Transgender. With recent news over gender-neutral bathrooms and other events, this has become a familiar term for many in the CU community.
However, this weekend the Fourth Annual Transforming Gender: Transgender Symposium offers an opportunity for those interested to come learn more and challenge their assumptions.
Events begin Friday afternoon and continue all day Saturday. They include award-winning speakers Rev. Malcolm Himschoot, Tristan Taormino and Dylan Scholinski. There will also be a screening of the documentary “Still Black” and an Interactive Theatre Project performance. Submitted work from local artists will be on display in the UMC for the duration the Symposium. All events surround the general idea of transgender issues and gender expression.
Now in its fourth year, the first Transgender Symposium was funded by a grant from the gender studies department, acquired largely because of Associate Professor Polly McLean. Since then, Director of the GLBT Resource Center Steph Wilenchek says money has dwindled, but participation and vigor has not.
“My hope is that the turnout is going to continue to increase,” Wilenchek said. “At the same time, it’s interesting our funding has decreased.”
Angela Palermo, CU staff person at Norlin Library and part of planning for all four symposiums, says that attendance has risen each year, despite resources. She says that improved marketing tactics have helped.
“Part of it, too, is creating a critical mass of people who know about trans issues and want to come to a conference like that,” Palermo said.
Wilenchek and GLBT Resource Center Assistant Director Kevin Correa both see increased attendance as a sign of higher awareness of the transgender community, though not necessarily of a more informed or accepting public.
“People might lack the details or not talk about these issues in a truly eloquent way, but there’s an awareness that these issues exist,” Correa said. “There’s still a lot of unawareness or plain ignorance about transgender issues and gender expression.”
Wilenchek said that she also sees an increased cognizance of the topics the symposium addresses, and is hopeful that it is one way that positive change is occurring on CU’s campus.
“There’s still a lot of challenges [for transfolk], a lot of things that are going to take years to change,” Wilenchek said. “Even this symposium is a good thing.”
Though the face of the symposium may have changed since its first, highly-funded year, the goal of education and awareness has remained much the same.
Kyle Inselman, a junior queer studies and film studies major, said that the speakers will help place a face to transgender topics for those who attend.
“The goal [of the Symposium] would be to provide a taste of the diversity that goes beyond basics, and really brings out the human aspect,” Inselman said.
The organizers said that a theme tends to organically develop each year.

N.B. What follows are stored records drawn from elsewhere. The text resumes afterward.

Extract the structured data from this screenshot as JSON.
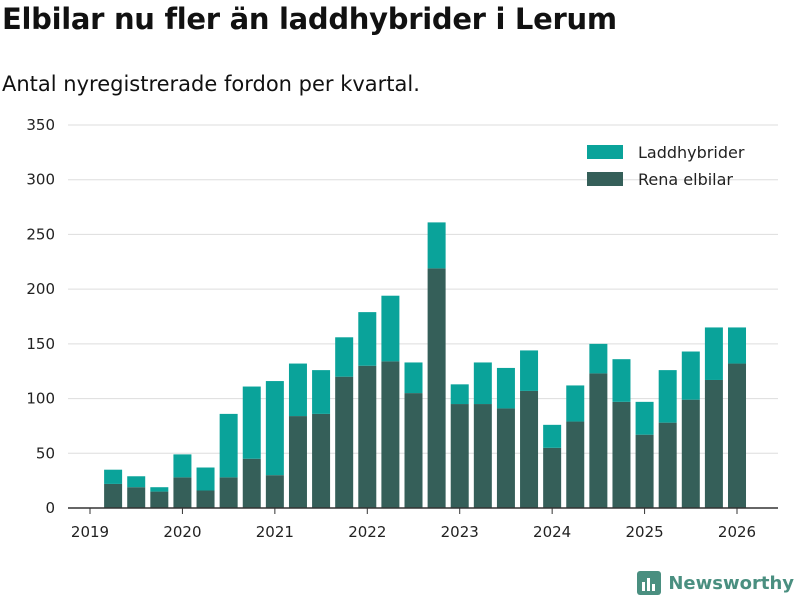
{
  "title": "Elbilar nu fler än laddhybrider i Lerum",
  "subtitle": "Antal nyregistrerade fordon per kvartal.",
  "brand": "Newsworthy",
  "colors": {
    "laddhybrider": "#0aa39a",
    "elbilar": "#355f59",
    "grid": "#dddddd",
    "axis": "#333333",
    "brand": "#4a8f80"
  },
  "chart_data": {
    "type": "bar",
    "stacked": true,
    "title": "Elbilar nu fler än laddhybrider i Lerum",
    "subtitle": "Antal nyregistrerade fordon per kvartal.",
    "xlabel": "",
    "ylabel": "",
    "ylim": [
      0,
      350
    ],
    "yticks": [
      0,
      50,
      100,
      150,
      200,
      250,
      300,
      350
    ],
    "xticks": [
      {
        "label": "2019",
        "at": 2019.0
      },
      {
        "label": "2020",
        "at": 2020.0
      },
      {
        "label": "2021",
        "at": 2021.0
      },
      {
        "label": "2022",
        "at": 2022.0
      },
      {
        "label": "2023",
        "at": 2023.0
      },
      {
        "label": "2024",
        "at": 2024.0
      },
      {
        "label": "2025",
        "at": 2025.0
      },
      {
        "label": "2026",
        "at": 2026.0
      }
    ],
    "grid": true,
    "legend_position": "top-right",
    "categories": [
      "2019 Q2",
      "2019 Q3",
      "2019 Q4",
      "2020 Q1",
      "2020 Q2",
      "2020 Q3",
      "2020 Q4",
      "2021 Q1",
      "2021 Q2",
      "2021 Q3",
      "2021 Q4",
      "2022 Q1",
      "2022 Q2",
      "2022 Q3",
      "2022 Q4",
      "2023 Q1",
      "2023 Q2",
      "2023 Q3",
      "2023 Q4",
      "2024 Q1",
      "2024 Q2",
      "2024 Q3",
      "2024 Q4",
      "2025 Q1",
      "2025 Q2",
      "2025 Q3",
      "2025 Q4",
      "2026 Q1"
    ],
    "x": [
      2019.25,
      2019.5,
      2019.75,
      2020.0,
      2020.25,
      2020.5,
      2020.75,
      2021.0,
      2021.25,
      2021.5,
      2021.75,
      2022.0,
      2022.25,
      2022.5,
      2022.75,
      2023.0,
      2023.25,
      2023.5,
      2023.75,
      2024.0,
      2024.25,
      2024.5,
      2024.75,
      2025.0,
      2025.25,
      2025.5,
      2025.75,
      2026.0
    ],
    "series": [
      {
        "name": "Rena elbilar",
        "key": "elbilar",
        "values": [
          22,
          19,
          15,
          28,
          16,
          28,
          45,
          30,
          84,
          86,
          120,
          130,
          134,
          105,
          219,
          95,
          95,
          91,
          107,
          55,
          79,
          123,
          97,
          67,
          78,
          99,
          117,
          132
        ]
      },
      {
        "name": "Laddhybrider",
        "key": "laddhybrider",
        "values": [
          13,
          10,
          4,
          21,
          21,
          58,
          66,
          86,
          48,
          40,
          36,
          49,
          60,
          28,
          42,
          18,
          38,
          37,
          37,
          21,
          33,
          27,
          39,
          30,
          48,
          44,
          48,
          33
        ]
      }
    ],
    "legend": [
      {
        "name": "Laddhybrider",
        "key": "laddhybrider"
      },
      {
        "name": "Rena elbilar",
        "key": "elbilar"
      }
    ]
  }
}
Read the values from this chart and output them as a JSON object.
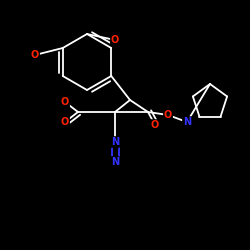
{
  "background_color": "#000000",
  "bond_color": "#ffffff",
  "bond_width": 1.3,
  "O_color": "#ff2200",
  "N_color": "#3333ff",
  "figsize": [
    2.5,
    2.5
  ],
  "dpi": 100,
  "xlim": [
    0,
    250
  ],
  "ylim": [
    0,
    250
  ]
}
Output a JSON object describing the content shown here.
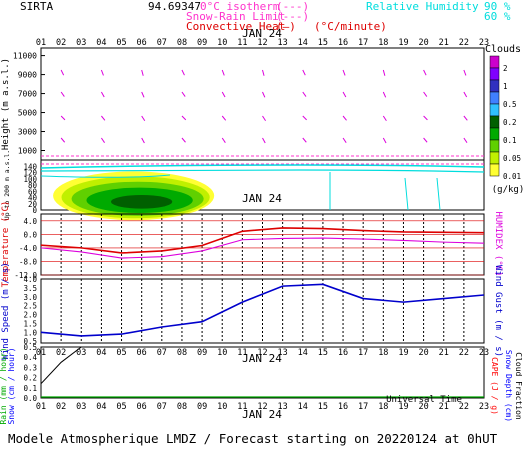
{
  "header": {
    "site": "SIRTA",
    "coords": "94.69347",
    "isotherm_label": "0°C isotherm",
    "snow_rain_label": "Snow-Rain Limit",
    "convective_label": "Convective Heat",
    "convective_unit": "(°C/minute)",
    "rh_label": "Relative Humidity",
    "rh_90": "90 %",
    "rh_60": "60 %"
  },
  "date_label": "JAN 24",
  "hours": [
    "01",
    "02",
    "03",
    "04",
    "05",
    "06",
    "07",
    "08",
    "09",
    "10",
    "11",
    "12",
    "13",
    "14",
    "15",
    "16",
    "17",
    "18",
    "19",
    "20",
    "21",
    "22",
    "23"
  ],
  "colors": {
    "isotherm": "#ff33cc",
    "snow_rain": "#ff33cc",
    "convective": "#dd0000",
    "humidity": "#00dddd",
    "temperature": "#dd0000",
    "humidex": "#dd00dd",
    "wind": "#0000cc",
    "rain": "#00aa00",
    "snow": "#0000ff",
    "cloud_fraction": "#000000",
    "cape": "#ff0000",
    "grid": "#000000"
  },
  "footer": {
    "universal_time": "Universal Time",
    "title": "Modele Atmospherique LMDZ / Forecast starting on 20220124 at 0hUT"
  },
  "chart_data": [
    {
      "type": "heatmap",
      "name": "clouds",
      "ylabel": "Height  (m a.s.l.)",
      "y_ticks_upper": [
        11000,
        9000,
        7000,
        5000,
        3000,
        1000
      ],
      "y_ticks_lower": [
        140,
        120,
        100,
        80,
        60,
        40,
        20,
        0
      ],
      "ylabel_lower": "Up to 200 m a.s.l.",
      "colorbar": {
        "title": "Clouds",
        "unit": "(g/kg)",
        "levels": [
          "2",
          "1",
          "0.5",
          "0.2",
          "0.1",
          "0.05",
          "0.01"
        ],
        "colors": [
          "#cc00cc",
          "#8000ff",
          "#3030c0",
          "#4080ff",
          "#30c0ff",
          "#006000",
          "#00aa00",
          "#60d000",
          "#c0f000",
          "#ffff33"
        ]
      },
      "low_cloud_blob": {
        "x_start": 1.6,
        "x_end": 9.6,
        "y_base_m": 0,
        "y_top_m": 130
      }
    },
    {
      "type": "line",
      "name": "temperature",
      "ylabel": "Temperature (°C)",
      "ylabel_right": "HUMIDEX (°C)",
      "y_ticks": [
        "4.0",
        "0.0",
        "-4.0",
        "-8.0",
        "-12.0"
      ],
      "ylim": [
        -12,
        6
      ],
      "x": [
        1,
        3,
        5,
        7,
        9,
        11,
        13,
        15,
        17,
        19,
        21,
        23
      ],
      "series": [
        {
          "name": "Temperature",
          "values": [
            -3.2,
            -4.0,
            -5.5,
            -4.9,
            -3.3,
            0.9,
            1.9,
            1.7,
            1.1,
            0.7,
            0.6,
            0.5
          ]
        },
        {
          "name": "HUMIDEX",
          "values": [
            -4.0,
            -5.2,
            -7.0,
            -6.6,
            -4.9,
            -1.6,
            -1.2,
            -1.1,
            -1.4,
            -1.8,
            -2.3,
            -2.6
          ]
        }
      ]
    },
    {
      "type": "line",
      "name": "wind",
      "ylabel": "Wind Speed (m / s)",
      "ylabel_right": "Wind Gust (m / s)",
      "y_ticks": [
        "4.0",
        "3.5",
        "3.0",
        "2.5",
        "2.0",
        "1.5",
        "1.0",
        "0.5"
      ],
      "ylim": [
        0.4,
        4.0
      ],
      "x": [
        1,
        3,
        5,
        7,
        9,
        11,
        13,
        15,
        17,
        19,
        21,
        23
      ],
      "series": [
        {
          "name": "Wind Speed",
          "values": [
            1.0,
            0.8,
            0.9,
            1.3,
            1.6,
            2.7,
            3.6,
            3.7,
            2.9,
            2.7,
            2.9,
            3.1
          ]
        }
      ]
    },
    {
      "type": "line",
      "name": "precipitation",
      "ylabel": "Rain (mm / hour)",
      "ylabel2": "Snow (cm / hour)",
      "ylabel_right": "Snow Depth (cm)",
      "ylabel_right2": "Cloud Fraction",
      "ylabel_right3": "CAPE (J / g)",
      "y_ticks": [
        "0.5",
        "0.4",
        "0.3",
        "0.2",
        "0.1",
        "0.0"
      ],
      "ylim": [
        0,
        0.5
      ],
      "x": [
        1,
        2,
        3,
        4,
        5,
        6,
        7,
        8,
        9,
        10,
        11,
        12,
        13,
        14,
        15,
        16,
        17,
        18,
        19,
        20,
        21,
        22,
        23
      ],
      "series": [
        {
          "name": "Cloud Fraction",
          "values": [
            0.14,
            0.35,
            0.5,
            0.5,
            0.5,
            0.5,
            0.5,
            0.5,
            0.5,
            0.5,
            0.5,
            0.5,
            0.5,
            0.5,
            0.5,
            0.5,
            0.5,
            0.5,
            0.5,
            0.5,
            0.5,
            0.5,
            0.5
          ]
        },
        {
          "name": "Rain",
          "values": [
            0,
            0,
            0,
            0,
            0,
            0,
            0,
            0,
            0,
            0,
            0,
            0,
            0,
            0,
            0,
            0,
            0,
            0,
            0,
            0,
            0,
            0,
            0
          ]
        }
      ]
    }
  ]
}
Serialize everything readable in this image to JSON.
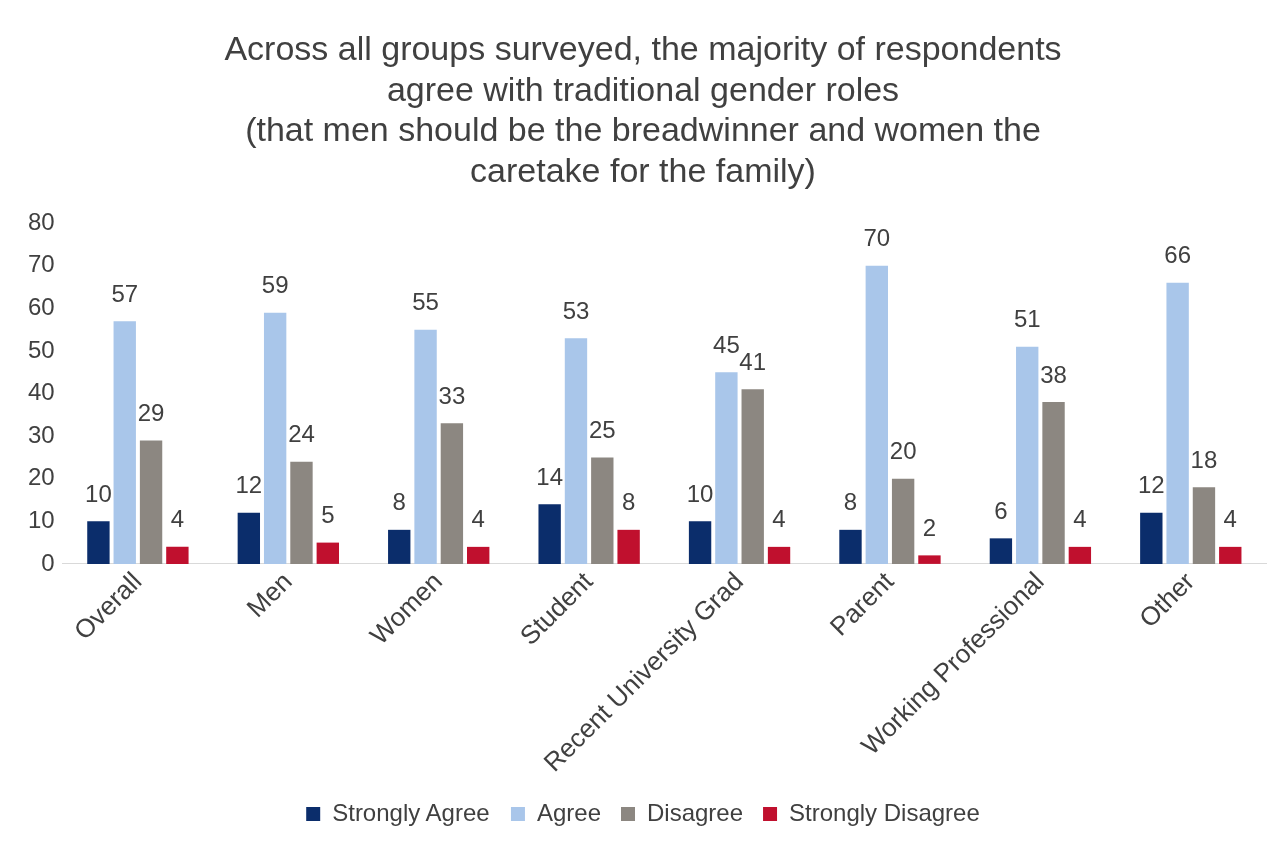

This year there are some intersections of the presentation regarding sexuality in the transgender community.
Palermo said that she was inspired by Angie Zapata, a transgender teen who was killed in Greeley. She chose speakers that would explore transpeople’s place in the sexual landscape.
“It was a really emotional experience for me as a transwoman to be up close and personal with that kind of violence against us,” Palermo said. “So I was thinking of this conference in a way of examining transpeople and sexuality.”
Rev. Himschoot and Taormino offer two very different approaches to the topic of sexuality and gender, both which of their presentations will center on.
For someone interested in attending the symposium for the first time, who may be curious but not versed in transgender issues, those involved in its planning all said they agree it is a matter of personal taste which event to see, but have different advice.
“If you can’t make it to everything, and can make it to one thing, definitely make it to Tristan’s,” Inselman said. “Dylan and Malcolm are local, they’ll probably be back at some point or you can catch them at something else.”
On the other hand, Correa says that Tristan Taormino, an award-winning author and educator on positive sex and a pornographer, may not be the easiest introduction into transgender discussion for everyone, because some may need more background before benefitting from her presentations.
“For someone really new and just wanting to learn, I’d recommend the interactive theatre or even the film ‘Still Black,’” Correa said.
Regardless of what event is of interest, Correa says that the symposium can be helpful for all people, not just the trans or LGBTQ community and their allies.
“I hope to get people to recognize that everyone has a gender experience and gender identity, everyone can benefit from talking about gender,” Correa said. “All are welcome, we’d love to see as many people there as possible.”
Those involved in the organization of the Transgender Symposium had an additional motivation this year.
“This year’s will…to some degree, memorialize Tito Torres who died tragically in December of last year,” Palermo said. “There was an outpouring of grief, and we’re going to have a display of photos for him and at the start of the first session, we’re going to have a moment of silence.”
Torres, who was involved in the student group Stop Hate on Campus (SHOC), was very involved in the planning and funding of past Symposiums, Wilenchek said.
“His spirit will be very much alive this weekend,” Wilenchek said.